Belugas are royalty in the lentil kingdom for their nutritional value, as well. They are even higher in protein than many other lentil varieties (which are hardly anything to sneeze at themselves): 13g per 1/4 cup dry, versus 8g for the same size serving of standard green lentils.
Also, 1 cup of cooked Belugas (1/4 cup dry) contains a whopping 9g of fiber. That’s ~35% of the recommended intake for women and ~25% of the recommended intake for men. That same serving size contains 13g of protein and 20% of the daily value for iron–whose relatively poor bioavailability will be greatly enhanced by our genius pairing with the fish. All for a modest 170 calories. The high fiber content is what makes beans in general— and belugas in particular–a very smart carbohydrate choice for people with diabetes, and a very smart overall choice for people with high cholesterol, heart disease or anyone looking to feel fuller on fewer calories.
Belugas and salmon, served atop a bed of spinach, may possibly be the most satisfying and nutritious combinations you can eat for under 500 calories.
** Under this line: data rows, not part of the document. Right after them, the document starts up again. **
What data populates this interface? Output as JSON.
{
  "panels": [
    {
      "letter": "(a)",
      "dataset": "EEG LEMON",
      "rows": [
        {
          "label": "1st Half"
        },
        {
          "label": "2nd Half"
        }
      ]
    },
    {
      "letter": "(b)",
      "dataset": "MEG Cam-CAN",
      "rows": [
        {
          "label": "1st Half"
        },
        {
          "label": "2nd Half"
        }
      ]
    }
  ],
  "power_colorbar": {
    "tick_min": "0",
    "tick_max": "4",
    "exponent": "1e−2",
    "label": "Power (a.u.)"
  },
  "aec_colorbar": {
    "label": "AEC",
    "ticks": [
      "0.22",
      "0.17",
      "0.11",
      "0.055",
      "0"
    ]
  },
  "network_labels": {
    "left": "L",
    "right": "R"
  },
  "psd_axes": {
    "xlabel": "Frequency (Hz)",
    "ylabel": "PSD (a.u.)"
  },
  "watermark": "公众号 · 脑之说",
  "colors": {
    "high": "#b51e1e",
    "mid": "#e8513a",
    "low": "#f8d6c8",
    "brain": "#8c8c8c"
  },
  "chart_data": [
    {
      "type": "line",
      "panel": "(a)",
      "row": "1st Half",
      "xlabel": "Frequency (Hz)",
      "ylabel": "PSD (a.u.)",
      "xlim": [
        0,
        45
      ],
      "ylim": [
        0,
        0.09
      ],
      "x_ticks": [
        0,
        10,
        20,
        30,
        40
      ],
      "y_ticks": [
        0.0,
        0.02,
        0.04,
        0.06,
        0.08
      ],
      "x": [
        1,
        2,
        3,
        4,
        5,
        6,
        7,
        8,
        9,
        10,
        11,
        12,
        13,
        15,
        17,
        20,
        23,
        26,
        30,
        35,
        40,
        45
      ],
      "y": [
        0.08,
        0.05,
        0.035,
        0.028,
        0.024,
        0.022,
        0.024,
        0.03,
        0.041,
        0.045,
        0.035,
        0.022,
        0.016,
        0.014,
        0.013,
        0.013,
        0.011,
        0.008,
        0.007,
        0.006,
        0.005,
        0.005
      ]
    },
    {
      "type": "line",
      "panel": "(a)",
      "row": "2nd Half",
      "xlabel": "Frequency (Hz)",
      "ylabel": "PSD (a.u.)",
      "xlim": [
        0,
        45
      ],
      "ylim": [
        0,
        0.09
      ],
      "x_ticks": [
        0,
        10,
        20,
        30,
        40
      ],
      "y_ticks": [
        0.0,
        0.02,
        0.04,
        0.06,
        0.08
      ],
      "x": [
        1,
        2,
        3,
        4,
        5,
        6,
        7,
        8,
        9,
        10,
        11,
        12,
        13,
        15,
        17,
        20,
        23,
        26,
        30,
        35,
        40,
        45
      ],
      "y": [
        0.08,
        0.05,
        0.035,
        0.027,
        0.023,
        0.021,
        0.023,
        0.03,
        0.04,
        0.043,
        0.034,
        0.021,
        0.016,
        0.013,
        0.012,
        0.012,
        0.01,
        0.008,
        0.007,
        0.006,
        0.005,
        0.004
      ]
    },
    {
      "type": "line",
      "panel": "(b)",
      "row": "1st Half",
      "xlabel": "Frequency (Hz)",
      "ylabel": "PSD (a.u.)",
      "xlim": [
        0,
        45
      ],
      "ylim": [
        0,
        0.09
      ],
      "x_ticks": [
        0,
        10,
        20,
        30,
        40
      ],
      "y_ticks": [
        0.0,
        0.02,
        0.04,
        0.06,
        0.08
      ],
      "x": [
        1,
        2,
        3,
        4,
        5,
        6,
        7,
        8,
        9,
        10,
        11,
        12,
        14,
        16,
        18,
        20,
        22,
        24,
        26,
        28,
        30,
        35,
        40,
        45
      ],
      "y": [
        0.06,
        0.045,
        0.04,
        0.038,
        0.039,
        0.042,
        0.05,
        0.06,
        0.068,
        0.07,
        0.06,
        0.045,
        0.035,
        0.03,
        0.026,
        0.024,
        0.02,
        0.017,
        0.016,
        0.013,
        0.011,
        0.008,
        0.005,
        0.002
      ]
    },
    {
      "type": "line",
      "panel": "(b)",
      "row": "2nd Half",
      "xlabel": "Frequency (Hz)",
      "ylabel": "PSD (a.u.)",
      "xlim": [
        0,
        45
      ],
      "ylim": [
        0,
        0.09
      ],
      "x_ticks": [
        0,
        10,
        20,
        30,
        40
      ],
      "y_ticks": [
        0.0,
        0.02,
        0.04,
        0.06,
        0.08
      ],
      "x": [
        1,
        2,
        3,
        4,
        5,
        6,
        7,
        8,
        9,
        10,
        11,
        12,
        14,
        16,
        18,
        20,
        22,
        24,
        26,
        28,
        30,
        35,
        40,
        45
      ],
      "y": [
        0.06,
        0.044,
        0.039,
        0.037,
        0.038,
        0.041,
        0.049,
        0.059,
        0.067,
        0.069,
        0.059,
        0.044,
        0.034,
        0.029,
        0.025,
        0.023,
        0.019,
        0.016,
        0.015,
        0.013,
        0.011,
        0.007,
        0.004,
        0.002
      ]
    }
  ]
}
Assuming you eat your belugas as I did–accompanied by a 4oz fillet of salmon pan seared in 2 tsp of olive oil and 2 cups of spinach, steamed–this modest little meal contains about 450 calories, 36g (!) of protein, 40g carbohydrate (of which 11g is fiber–mostly the cholesterol-lowering kind), a full day’s worth of heart-healthy omega-3 fatty acids, a full day’s worth of Vitamin A, and about 30% of the daily value for iron. As I mentioned earlier, the presence of the fish will help you absorb the relatively large amount of iron in the lentils and the spinach, which would normally not be very bioavailable. This is *a lot* of food and *a lot* of nutrition for not a lot of calories. It is beyond me why any body builder would waste their time with protein shakes or muscle bars when they could eat something this nutrient-dense and delicious to the same effect. And if you’re on a cholesterol-lowering diet, then this is a filling, satisfying meal that was practically made for you.
Oh, and did I mention that the entire meal took me 30 minutes, start to finish? Now *that’s* a luxury!